For first time, grave of alleged ‘disappeared’ Yemenite baby to be exhumed

At request of surviving family, authorities plan to take DNA sample next week in effort to determine if interred child really is Uziel Houri, who was said to have died in 1952

Yemenite Jewish children and their toys in the Hashed camp near Aden, Yemen. 1949. (David Eldan/GPO photo archive)
Yemenite Jewish children and their toys in the Hashed camp near Aden, Yemen. 1949. (David Eldan/GPO photo archive)

The Health Ministry said Sunday that it is preparing to open the grave of a baby who died in 1952 next week to confirm to the boy’s surviving family of Yemenite immigrants that he really is buried there, and was not spirited away from them 64 years ago.

The planned procedure will mark the first time that a grave is opened for DNA testing in the Yemenite children affair, the decades-old claim by immigrants who arrived from Yemen that their children and siblings were kidnapped from them as babies in the 1950s.

The child is Uziel Houri, and he is buried in the Segula cemetery in the central city of Petah Tikvah. Five families related to Houri asked for and received a court order permitting the exhumation.

According to state records, Houri was born in 1952 and died a year later of illness.
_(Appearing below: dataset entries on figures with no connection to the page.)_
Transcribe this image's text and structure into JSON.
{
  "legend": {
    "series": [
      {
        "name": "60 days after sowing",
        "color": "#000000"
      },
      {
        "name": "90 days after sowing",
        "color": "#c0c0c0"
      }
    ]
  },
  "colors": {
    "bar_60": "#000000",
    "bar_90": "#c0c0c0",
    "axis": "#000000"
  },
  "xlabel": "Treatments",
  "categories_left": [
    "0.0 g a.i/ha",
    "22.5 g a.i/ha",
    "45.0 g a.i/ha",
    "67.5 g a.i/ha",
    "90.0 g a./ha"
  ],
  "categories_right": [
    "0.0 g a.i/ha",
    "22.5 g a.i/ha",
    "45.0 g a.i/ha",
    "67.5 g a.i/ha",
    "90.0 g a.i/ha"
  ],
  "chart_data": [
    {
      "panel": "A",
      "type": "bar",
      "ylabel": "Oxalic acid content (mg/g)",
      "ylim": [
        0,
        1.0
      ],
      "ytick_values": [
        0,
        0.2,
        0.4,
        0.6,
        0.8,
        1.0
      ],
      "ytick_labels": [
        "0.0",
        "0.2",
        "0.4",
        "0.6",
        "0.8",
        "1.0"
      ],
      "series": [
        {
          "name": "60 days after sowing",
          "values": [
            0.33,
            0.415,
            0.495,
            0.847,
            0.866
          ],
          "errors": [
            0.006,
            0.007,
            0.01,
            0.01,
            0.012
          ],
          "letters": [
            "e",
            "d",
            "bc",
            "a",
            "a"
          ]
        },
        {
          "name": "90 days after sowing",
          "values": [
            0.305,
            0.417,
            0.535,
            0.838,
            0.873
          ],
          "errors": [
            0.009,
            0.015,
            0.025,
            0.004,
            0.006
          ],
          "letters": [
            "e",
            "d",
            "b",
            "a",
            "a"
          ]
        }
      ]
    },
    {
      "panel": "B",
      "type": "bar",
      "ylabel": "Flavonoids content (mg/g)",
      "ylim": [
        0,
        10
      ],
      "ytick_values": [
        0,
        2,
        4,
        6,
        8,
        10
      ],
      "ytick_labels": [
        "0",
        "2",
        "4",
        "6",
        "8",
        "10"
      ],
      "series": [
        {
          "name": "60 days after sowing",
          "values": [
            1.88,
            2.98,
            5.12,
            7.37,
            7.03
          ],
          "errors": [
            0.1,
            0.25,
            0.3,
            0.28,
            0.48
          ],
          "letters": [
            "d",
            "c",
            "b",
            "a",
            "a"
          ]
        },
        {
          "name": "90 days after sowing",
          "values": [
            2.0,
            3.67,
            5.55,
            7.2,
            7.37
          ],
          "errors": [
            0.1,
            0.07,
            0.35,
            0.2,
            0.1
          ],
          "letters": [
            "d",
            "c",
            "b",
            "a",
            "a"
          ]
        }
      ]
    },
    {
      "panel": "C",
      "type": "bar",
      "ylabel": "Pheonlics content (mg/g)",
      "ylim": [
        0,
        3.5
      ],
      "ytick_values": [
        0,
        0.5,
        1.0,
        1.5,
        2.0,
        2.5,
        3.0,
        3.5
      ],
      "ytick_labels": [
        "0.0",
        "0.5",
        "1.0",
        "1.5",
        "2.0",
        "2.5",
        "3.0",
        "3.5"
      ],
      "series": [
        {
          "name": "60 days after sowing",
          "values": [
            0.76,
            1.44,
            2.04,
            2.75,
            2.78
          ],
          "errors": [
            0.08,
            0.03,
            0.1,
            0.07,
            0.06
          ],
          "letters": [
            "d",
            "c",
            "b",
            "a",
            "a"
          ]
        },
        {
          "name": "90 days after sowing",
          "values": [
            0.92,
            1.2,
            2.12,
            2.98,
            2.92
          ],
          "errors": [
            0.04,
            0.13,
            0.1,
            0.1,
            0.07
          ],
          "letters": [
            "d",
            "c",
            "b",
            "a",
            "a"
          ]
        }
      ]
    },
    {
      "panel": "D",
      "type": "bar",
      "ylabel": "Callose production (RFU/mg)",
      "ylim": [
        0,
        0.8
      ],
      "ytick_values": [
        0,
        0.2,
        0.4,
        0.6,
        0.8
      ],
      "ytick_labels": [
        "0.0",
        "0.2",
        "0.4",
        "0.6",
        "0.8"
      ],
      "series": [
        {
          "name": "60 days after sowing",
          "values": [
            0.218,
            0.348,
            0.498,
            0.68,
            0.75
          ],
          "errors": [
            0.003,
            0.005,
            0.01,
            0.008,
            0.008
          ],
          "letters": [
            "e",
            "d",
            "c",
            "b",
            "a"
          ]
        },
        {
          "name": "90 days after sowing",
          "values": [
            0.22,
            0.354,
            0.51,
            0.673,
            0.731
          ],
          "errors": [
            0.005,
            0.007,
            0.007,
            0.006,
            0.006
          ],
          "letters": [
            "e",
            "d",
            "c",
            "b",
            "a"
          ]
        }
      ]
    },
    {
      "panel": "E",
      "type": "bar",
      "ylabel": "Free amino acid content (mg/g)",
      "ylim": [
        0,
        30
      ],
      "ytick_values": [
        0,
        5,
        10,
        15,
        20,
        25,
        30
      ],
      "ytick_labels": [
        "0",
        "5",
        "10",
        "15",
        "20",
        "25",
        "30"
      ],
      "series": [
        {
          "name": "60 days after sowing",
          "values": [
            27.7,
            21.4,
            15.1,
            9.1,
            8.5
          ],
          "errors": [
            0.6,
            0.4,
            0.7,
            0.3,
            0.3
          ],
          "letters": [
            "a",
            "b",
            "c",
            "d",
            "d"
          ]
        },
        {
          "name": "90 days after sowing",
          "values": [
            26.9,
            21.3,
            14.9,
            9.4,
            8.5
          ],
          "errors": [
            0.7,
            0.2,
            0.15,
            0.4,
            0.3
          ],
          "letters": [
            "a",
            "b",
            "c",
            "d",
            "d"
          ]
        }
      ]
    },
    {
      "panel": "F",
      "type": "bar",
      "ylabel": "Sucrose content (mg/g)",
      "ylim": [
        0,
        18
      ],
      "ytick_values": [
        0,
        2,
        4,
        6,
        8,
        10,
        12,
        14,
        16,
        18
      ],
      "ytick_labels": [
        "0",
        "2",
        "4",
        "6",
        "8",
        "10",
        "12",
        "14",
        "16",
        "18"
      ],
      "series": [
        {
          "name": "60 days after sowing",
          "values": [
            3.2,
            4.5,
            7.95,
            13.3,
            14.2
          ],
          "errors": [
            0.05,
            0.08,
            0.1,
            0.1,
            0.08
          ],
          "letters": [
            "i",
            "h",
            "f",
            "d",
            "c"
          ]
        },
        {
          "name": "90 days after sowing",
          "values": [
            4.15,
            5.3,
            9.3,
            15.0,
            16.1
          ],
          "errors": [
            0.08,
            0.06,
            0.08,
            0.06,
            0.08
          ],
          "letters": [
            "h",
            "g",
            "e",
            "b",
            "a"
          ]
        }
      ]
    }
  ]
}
Authorities are scheduled to open the grave on Monday next week and take a DNA sample from the remains for the purpose of establishing family authentication, the ministry said in a statement.

The ministry said it was acting under a law passed four years ago that permits opening a grave in order to carry out genetic testing to determine family ties.

Israelis protest as they mark a memorial and awareness day of the Yemenite Children Affair in Jerusalem, on July 31, 2019. (Yonatan Sindel/Flash90)

The ministry said it had backed legislation enabling exhumations “out of a desire to reach the truth and to remove suspicions of the families regarding the identity of their loved ones.”

Under an agreement between the Houri family and state authorities, the DNA sampling will be done at the state-operated Abu Kabir Forensic Institute, though an expert on behalf of the families will also be present, the Walla news website reported.

Mazel Barako, Houri’s sister, welcomed the development, telling Walla it was “good news after years of upheaval from the state.”

But, Barako admitted that even under the agreed conditions, she does not trust the state because the families were not allowed to conduct their own DNA testing.

“I must admit that even if they say that it is my brother I won’t believe the results of the investigation,” she said.

Illustrative: Children being airlifted from Yemen in Operation Magic Carpet, in front of an Alaskan Airlines plane. (Courtesy AJM)

The Houri family immigrated to Israel in 1948. Uziel and a brother were born four years later. After Uziel became ill, he was taken to the hospital by welfare services. Shortly afterward, the family was told that he had died. A past state commission of inquiry into the Yemenite children saga found that Houri did indeed die and that he is buried in the grave that bears his name.

The decades-long affair involves more than 1,000 families — mostly immigrants from Yemen, but also dozens from the Balkans, North Africa and other Middle Eastern countries — who have alleged their children were kidnapped from Israeli hospitals and put up for adoption, sometimes abroad, in Israel’s early years.

The official explanation is that the children died while under medical care, but many families do not believe this, insisting their children were taken away and given to childless couples of European backgrounds. Although previous inquiries have dismissed all claims of mass abductions, suspicions have lingered and contributed to a long-simmering fault line between Jews of European origin and those of Middle Eastern backgrounds.

Families claim the children were taken away from their parents by authorities, who never told them of their fate. They argue that the incidents were not an assortment of unconnected cases, but rather reflected state policy at the time.

Three high-profile commissions dismissed the claims and found that most children died of disease in immigration camps. The most recent inquiry, in 2001, said it was possible that some children were handed over for adoption by individual social workers, but not as part of a national conspiracy. However, citing privacy laws, it ordered the testimonies it collected be sealed for 70 years.

In February 2021, the previous government approved a NIS 162 million (almost $50 million) compensation program over the issue of the Yemenite children.

The proposal included a declaration that “the government of Israel regrets the events that happened in the early days of the state and recognizes the suffering of families whose children were part of this painful issue.”

However, a number of families involved demanded that the government reveal confidential documents relating to the matter, calling the compensation plan “hush money.”

Agencies contributed to this report.